Le lendemain, qui était le dimanche 13 février, le roi, en ouvrant son Paroissien pour lire la messe, y trouva le billet suivant :

« On a surpris ce que je t’écrivais ; on est à ma recherche. Presse-toi de me voir, si tu tiens à éviter de grands malheurs dans ta maison. Je saurai si tu veux me recevoir, au moyen de trois pains à cacheter que tu colleras intérieurement sur les carreaux des fenêtres de ta chambre à coucher. »

Le roi, quoique préoccupé de ce dernier avis, ne crut pas qu’il fût aussi urgent de s’y rendre que le disait la lettre.
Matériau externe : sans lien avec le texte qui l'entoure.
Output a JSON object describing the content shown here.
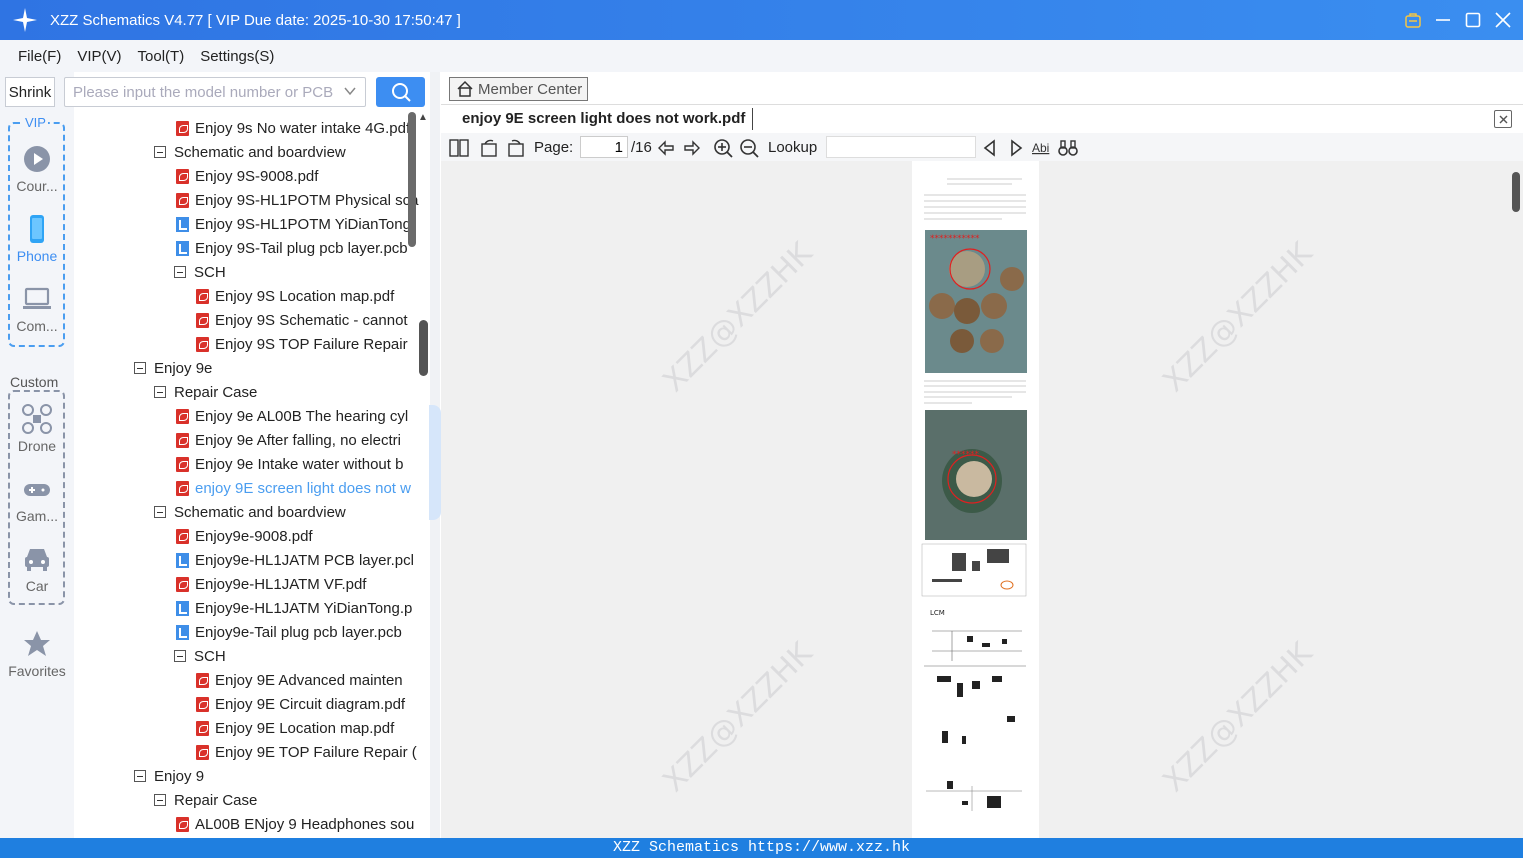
{
  "window": {
    "title": "XZZ Schematics V4.77 [ VIP Due date: 2025-10-30 17:50:47 ]"
  },
  "menu": {
    "items": [
      "File(F)",
      "VIP(V)",
      "Tool(T)",
      "Settings(S)"
    ]
  },
  "search": {
    "shrink_label": "Shrink",
    "placeholder": "Please input the model number or PCB"
  },
  "nav": {
    "vip_label": "VIP",
    "vip_items": [
      {
        "label": "Cour...",
        "icon": "course-icon"
      },
      {
        "label": "Phone",
        "icon": "phone-icon"
      },
      {
        "label": "Com...",
        "icon": "computer-icon"
      }
    ],
    "custom_label": "Custom",
    "custom_items": [
      {
        "label": "Drone",
        "icon": "drone-icon"
      },
      {
        "label": "Gam...",
        "icon": "gamepad-icon"
      },
      {
        "label": "Car",
        "icon": "car-icon"
      }
    ],
    "favorites_label": "Favorites"
  },
  "tree": [
    {
      "label": "Enjoy 9s No water intake 4G.pdf",
      "kind": "pdf",
      "depth": 2
    },
    {
      "label": "Schematic and boardview",
      "kind": "folder",
      "depth": 1
    },
    {
      "label": "Enjoy 9S-9008.pdf",
      "kind": "pdf",
      "depth": 2
    },
    {
      "label": "Enjoy 9S-HL1POTM Physical sca",
      "kind": "pdf",
      "depth": 2
    },
    {
      "label": "Enjoy 9S-HL1POTM YiDianTong",
      "kind": "pcb",
      "depth": 2
    },
    {
      "label": "Enjoy 9S-Tail plug pcb layer.pcb",
      "kind": "pcb",
      "depth": 2
    },
    {
      "label": "SCH",
      "kind": "folder",
      "depth": 2
    },
    {
      "label": "Enjoy 9S Location map.pdf",
      "kind": "pdf",
      "depth": 3
    },
    {
      "label": "Enjoy 9S Schematic - cannot",
      "kind": "pdf",
      "depth": 3
    },
    {
      "label": "Enjoy 9S TOP  Failure Repair",
      "kind": "pdf",
      "depth": 3
    },
    {
      "label": "Enjoy 9e",
      "kind": "folder",
      "depth": 0
    },
    {
      "label": "Repair Case",
      "kind": "folder",
      "depth": 1
    },
    {
      "label": "Enjoy 9e AL00B The hearing cyl",
      "kind": "pdf",
      "depth": 2
    },
    {
      "label": "Enjoy 9e After falling, no electri",
      "kind": "pdf",
      "depth": 2
    },
    {
      "label": "Enjoy 9e Intake water without b",
      "kind": "pdf",
      "depth": 2
    },
    {
      "label": "enjoy 9E screen light does not w",
      "kind": "pdf",
      "depth": 2,
      "selected": true
    },
    {
      "label": "Schematic and boardview",
      "kind": "folder",
      "depth": 1
    },
    {
      "label": "Enjoy9e-9008.pdf",
      "kind": "pdf",
      "depth": 2
    },
    {
      "label": "Enjoy9e-HL1JATM PCB layer.pcl",
      "kind": "pcb",
      "depth": 2
    },
    {
      "label": "Enjoy9e-HL1JATM VF.pdf",
      "kind": "pdf",
      "depth": 2
    },
    {
      "label": "Enjoy9e-HL1JATM YiDianTong.p",
      "kind": "pcb",
      "depth": 2
    },
    {
      "label": "Enjoy9e-Tail plug pcb layer.pcb",
      "kind": "pcb",
      "depth": 2
    },
    {
      "label": "SCH",
      "kind": "folder",
      "depth": 2
    },
    {
      "label": "Enjoy 9E Advanced mainten",
      "kind": "pdf",
      "depth": 3
    },
    {
      "label": "Enjoy 9E Circuit diagram.pdf",
      "kind": "pdf",
      "depth": 3
    },
    {
      "label": "Enjoy 9E Location map.pdf",
      "kind": "pdf",
      "depth": 3
    },
    {
      "label": "Enjoy 9E TOP Failure Repair (",
      "kind": "pdf",
      "depth": 3
    },
    {
      "label": "Enjoy 9",
      "kind": "folder",
      "depth": 0
    },
    {
      "label": "Repair Case",
      "kind": "folder",
      "depth": 1
    },
    {
      "label": "AL00B ENjoy 9 Headphones sou",
      "kind": "pdf",
      "depth": 2
    }
  ],
  "viewer": {
    "member_center": "Member Center",
    "tab_title": "enjoy 9E screen light does not work.pdf",
    "page_label": "Page:",
    "page_current": "1",
    "page_total": "/16",
    "lookup_label": "Lookup",
    "watermark": "XZZ@XZZHK"
  },
  "status": {
    "text": "XZZ Schematics https://www.xzz.hk"
  },
  "colors": {
    "titlebar": "#3a8ef0",
    "accent": "#3d8ef2",
    "status": "#1f7fe0",
    "pdf": "#d9312a"
  }
}
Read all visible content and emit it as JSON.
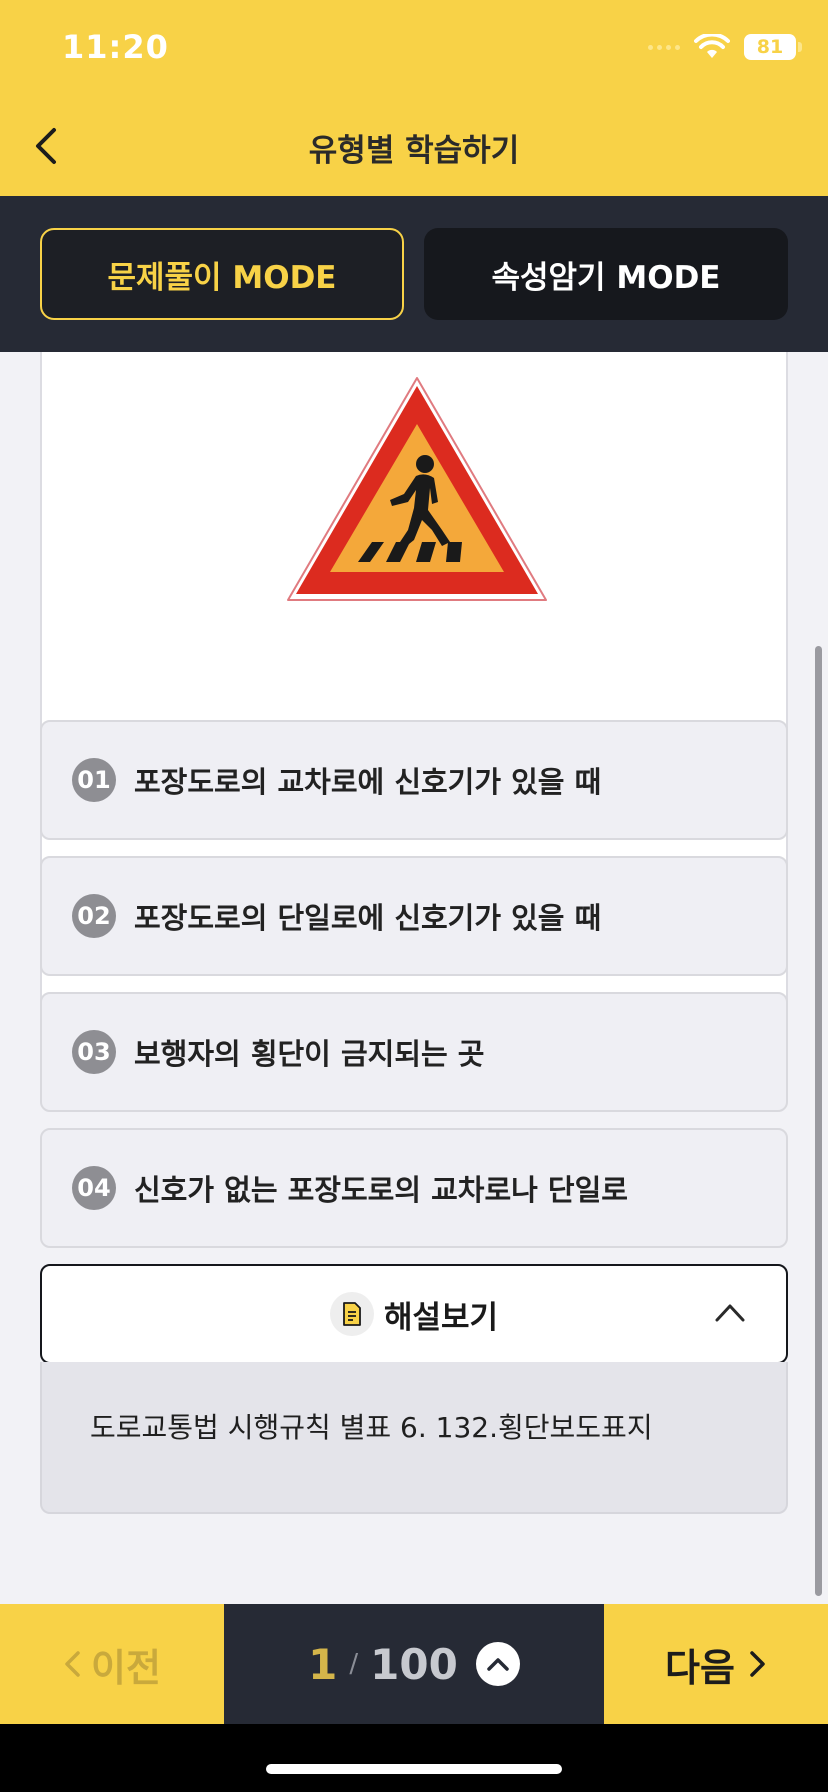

Il attendit, il hésita, il remit la chose au lendemain.

Le soir, par extraordinaire, il y avait spectacle à l’Opéra. On y jouait le Rossignol, les Noces de Gamache et le Carnaval de Venise.

Le duc et la duchesse de Berry assistaient à la représentation.

Vers onze heures du soir, à la fin du second acte du ballet, la duchesse de Berry, fatiguée, témoigne à son mari le désir de se retirer. — Le prince ne veut pas la laisser sortir seule, et la reconduit.

Arrivé à sa voiture, qui stationne rue Rameau, au moment où, après avoir donné la main à la princesse pour monter sur le marchepied, il lui dit : « Attendez-moi, je ne tarderai pas à vous rejoindre, » un homme s’élance rapidement, passe comme un éclair entre le factionnaire de garde à la porte de sortie et M. de Clermont-Lodève, gentilhomme de service, saisit le prince par l’épaule gauche, l’appuie fortement contre sa poi-

  1. M. Decazes, ministre de l’intérieur, était chargé de la police.